The roles of extreme fractional crystallization and magma mixing in the petrogenesis of large-volume silicic magmas from the Oligocene Afro-Arabian Large Igneous Province

Understanding the temporal and petrogenic processes by which large volumes of silicic magma are generated has been a long-standing but elusive task, especially when considering the huge volumes of magma erupted in quick succession in large igneous provinces (potentially >>1000 km³ per eruptive event). The Oligocene Afro-Arabian large igneous province is distributed between the Yemen and Ethiopian conjugate rifted margins and in Yemen, silicic units locally represent up to 50% of the volcanic stratigraphy. Eruptive volume estimates for individual units, based on volcanic stratigraphy and correlated Indian Ocean deep-sea tephras, exceed 2000 km³ dense rock equivalent_. The Green Tuff (29.59 ± 0.12 Ma) is a pyroclastic airfall deposit that erupted immediately preceding column collapse and emplacement of the SAM pyroclastic density current. The Green Tuff has 65 to 76 wt% SiO₂, Or_45-80 potassium feldspar, and En₄₁Fs₁₈Wo₄₁ to En₄₅Fs₁₇Wo₃₈ pyroxene. The SAM Ignimbrite is distinctive in the field due to its pink color and clear textural division into a lower massive base and upper platy jointed section. It has 69 to 76 wt% SiO₂, Or_18-100 potassium feldspar, Ab_92-100 plagioclase, En₃₄Fs₂₃Wo₄₂ to En₆₂Fs₂₀Wo₁₇ pyroxene, and amphibole with Mg# 0.2 to 0.7. High density sampling through the Green Tuff and the SAM Ignimbrite (ca. 0.5 to 1 m) and new ICP-MS major and trace element and whole rock radiogenic Pb isotope MC-ICP-MS analyses reveals mixing between two geochemically and isotopically distinct low and high ²⁰⁸Pb/²⁰⁶Pb magmas within each eruption sequence. The base of the Green Tuff has a ²⁰⁸Pb/²⁰⁶Pb composition of 2.0596 and increases to 2.0632 at 7 m upsection before shifting to 2.0587 and decreasing to 2.0613 by the top of the section. ²⁰⁸Pb/²⁰⁶Pb throughout most of the SAM Ignimbrite is 2.0596 -2.0632 but shifts to 2.0140-2.0515 at 13 m upsection.
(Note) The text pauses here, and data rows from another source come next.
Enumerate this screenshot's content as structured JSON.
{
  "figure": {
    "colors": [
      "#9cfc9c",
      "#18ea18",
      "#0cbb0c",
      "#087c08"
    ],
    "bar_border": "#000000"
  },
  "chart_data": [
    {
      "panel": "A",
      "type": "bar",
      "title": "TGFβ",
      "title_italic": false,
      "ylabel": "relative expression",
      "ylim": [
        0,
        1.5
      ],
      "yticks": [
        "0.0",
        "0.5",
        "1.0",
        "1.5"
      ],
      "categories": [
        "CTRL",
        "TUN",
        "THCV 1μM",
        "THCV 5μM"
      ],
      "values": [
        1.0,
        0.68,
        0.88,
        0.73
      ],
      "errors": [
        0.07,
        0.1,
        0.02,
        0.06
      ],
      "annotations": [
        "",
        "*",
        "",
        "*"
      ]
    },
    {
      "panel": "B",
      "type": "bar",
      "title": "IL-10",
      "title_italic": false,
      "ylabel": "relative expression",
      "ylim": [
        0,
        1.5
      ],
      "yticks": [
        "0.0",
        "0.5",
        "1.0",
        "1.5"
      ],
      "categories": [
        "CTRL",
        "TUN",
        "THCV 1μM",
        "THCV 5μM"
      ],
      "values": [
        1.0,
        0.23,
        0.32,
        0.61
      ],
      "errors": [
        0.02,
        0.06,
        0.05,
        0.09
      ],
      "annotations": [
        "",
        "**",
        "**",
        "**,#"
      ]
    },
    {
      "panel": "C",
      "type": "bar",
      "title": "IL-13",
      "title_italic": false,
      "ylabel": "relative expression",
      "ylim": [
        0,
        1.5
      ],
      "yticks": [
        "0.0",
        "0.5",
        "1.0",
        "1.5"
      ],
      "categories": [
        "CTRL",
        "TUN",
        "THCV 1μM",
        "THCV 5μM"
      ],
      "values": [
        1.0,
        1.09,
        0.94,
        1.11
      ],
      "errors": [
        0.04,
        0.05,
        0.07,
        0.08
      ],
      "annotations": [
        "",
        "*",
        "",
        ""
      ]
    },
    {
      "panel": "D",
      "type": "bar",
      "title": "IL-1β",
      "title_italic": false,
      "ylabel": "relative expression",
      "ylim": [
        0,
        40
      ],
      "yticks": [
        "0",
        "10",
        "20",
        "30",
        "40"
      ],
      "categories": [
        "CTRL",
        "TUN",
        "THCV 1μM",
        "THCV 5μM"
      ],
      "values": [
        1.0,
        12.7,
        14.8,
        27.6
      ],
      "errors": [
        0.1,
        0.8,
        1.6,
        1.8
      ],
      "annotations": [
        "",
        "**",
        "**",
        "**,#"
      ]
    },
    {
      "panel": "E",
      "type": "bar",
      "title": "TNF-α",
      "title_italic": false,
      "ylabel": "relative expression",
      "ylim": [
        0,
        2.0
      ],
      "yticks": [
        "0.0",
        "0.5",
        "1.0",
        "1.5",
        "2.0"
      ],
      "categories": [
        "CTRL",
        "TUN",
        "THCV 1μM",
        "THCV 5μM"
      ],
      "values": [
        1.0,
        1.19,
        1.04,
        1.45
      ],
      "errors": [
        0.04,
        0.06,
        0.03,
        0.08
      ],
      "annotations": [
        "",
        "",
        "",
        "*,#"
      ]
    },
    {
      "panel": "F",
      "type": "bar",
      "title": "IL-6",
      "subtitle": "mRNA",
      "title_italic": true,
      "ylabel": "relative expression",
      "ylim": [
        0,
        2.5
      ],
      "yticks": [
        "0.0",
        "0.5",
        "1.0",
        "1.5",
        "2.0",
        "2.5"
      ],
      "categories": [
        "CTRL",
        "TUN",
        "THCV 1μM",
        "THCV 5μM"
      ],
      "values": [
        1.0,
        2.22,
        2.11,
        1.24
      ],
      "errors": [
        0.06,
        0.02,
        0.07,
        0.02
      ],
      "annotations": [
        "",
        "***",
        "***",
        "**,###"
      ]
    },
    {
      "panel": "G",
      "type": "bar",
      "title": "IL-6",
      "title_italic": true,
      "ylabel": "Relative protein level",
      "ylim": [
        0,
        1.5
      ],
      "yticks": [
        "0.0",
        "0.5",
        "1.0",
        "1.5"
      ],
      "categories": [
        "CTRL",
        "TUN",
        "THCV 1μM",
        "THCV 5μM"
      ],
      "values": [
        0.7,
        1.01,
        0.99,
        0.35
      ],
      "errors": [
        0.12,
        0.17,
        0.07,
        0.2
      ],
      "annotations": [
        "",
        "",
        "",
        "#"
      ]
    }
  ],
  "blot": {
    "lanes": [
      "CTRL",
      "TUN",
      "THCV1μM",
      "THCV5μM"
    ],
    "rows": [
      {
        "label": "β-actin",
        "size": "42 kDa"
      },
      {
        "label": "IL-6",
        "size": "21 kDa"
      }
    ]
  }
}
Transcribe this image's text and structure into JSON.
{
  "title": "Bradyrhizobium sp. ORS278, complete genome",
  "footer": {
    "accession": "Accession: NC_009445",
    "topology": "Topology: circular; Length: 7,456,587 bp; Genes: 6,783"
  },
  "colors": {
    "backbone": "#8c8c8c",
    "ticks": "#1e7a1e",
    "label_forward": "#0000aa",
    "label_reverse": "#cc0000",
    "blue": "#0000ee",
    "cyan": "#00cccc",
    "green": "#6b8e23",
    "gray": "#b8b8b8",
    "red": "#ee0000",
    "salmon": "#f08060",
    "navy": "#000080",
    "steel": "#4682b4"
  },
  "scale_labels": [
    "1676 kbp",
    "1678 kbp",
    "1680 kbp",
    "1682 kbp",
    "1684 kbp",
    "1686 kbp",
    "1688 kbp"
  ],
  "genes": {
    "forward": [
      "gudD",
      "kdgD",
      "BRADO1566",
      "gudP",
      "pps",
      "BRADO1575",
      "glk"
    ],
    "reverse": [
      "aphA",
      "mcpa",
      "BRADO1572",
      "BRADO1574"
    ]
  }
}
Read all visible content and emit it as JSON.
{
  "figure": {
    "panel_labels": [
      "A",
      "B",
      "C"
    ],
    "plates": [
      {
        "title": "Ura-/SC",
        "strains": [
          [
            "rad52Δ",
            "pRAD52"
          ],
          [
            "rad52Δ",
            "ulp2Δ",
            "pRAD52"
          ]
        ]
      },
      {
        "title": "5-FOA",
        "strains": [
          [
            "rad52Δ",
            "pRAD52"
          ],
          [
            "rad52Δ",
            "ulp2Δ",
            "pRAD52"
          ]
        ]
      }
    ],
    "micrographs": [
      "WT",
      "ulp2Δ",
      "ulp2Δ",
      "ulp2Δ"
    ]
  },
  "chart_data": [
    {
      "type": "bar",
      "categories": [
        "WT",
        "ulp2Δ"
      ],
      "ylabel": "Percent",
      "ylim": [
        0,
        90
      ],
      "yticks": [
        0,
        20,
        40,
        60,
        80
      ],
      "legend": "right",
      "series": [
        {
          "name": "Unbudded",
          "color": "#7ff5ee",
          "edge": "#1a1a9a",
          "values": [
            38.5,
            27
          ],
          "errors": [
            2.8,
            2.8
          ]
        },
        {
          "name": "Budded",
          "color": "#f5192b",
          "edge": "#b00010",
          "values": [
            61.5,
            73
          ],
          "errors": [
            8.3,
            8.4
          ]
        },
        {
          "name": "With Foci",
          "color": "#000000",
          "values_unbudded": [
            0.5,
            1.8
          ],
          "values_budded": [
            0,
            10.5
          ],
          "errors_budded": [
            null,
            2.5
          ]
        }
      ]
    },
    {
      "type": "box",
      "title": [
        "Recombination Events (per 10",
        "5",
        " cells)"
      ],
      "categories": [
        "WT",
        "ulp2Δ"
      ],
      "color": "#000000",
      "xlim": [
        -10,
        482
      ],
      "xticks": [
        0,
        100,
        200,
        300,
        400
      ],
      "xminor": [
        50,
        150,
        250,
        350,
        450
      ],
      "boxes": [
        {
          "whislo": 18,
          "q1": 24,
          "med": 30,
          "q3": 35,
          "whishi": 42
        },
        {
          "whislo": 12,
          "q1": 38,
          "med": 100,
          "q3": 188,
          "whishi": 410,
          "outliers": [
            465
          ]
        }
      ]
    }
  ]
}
Trace element patterns show similar shifts at the same heights as changes in the Pb isotope composition within each unit. Trace element patterns suggest the SAM Ignimbrite and Green Tuff are generated by extreme fractional crystallization of basalt while changes in the isotopic composition during the eruption sequence is consistent with magma mixing playing a significant role in the formation of these large-volume silicic magmas.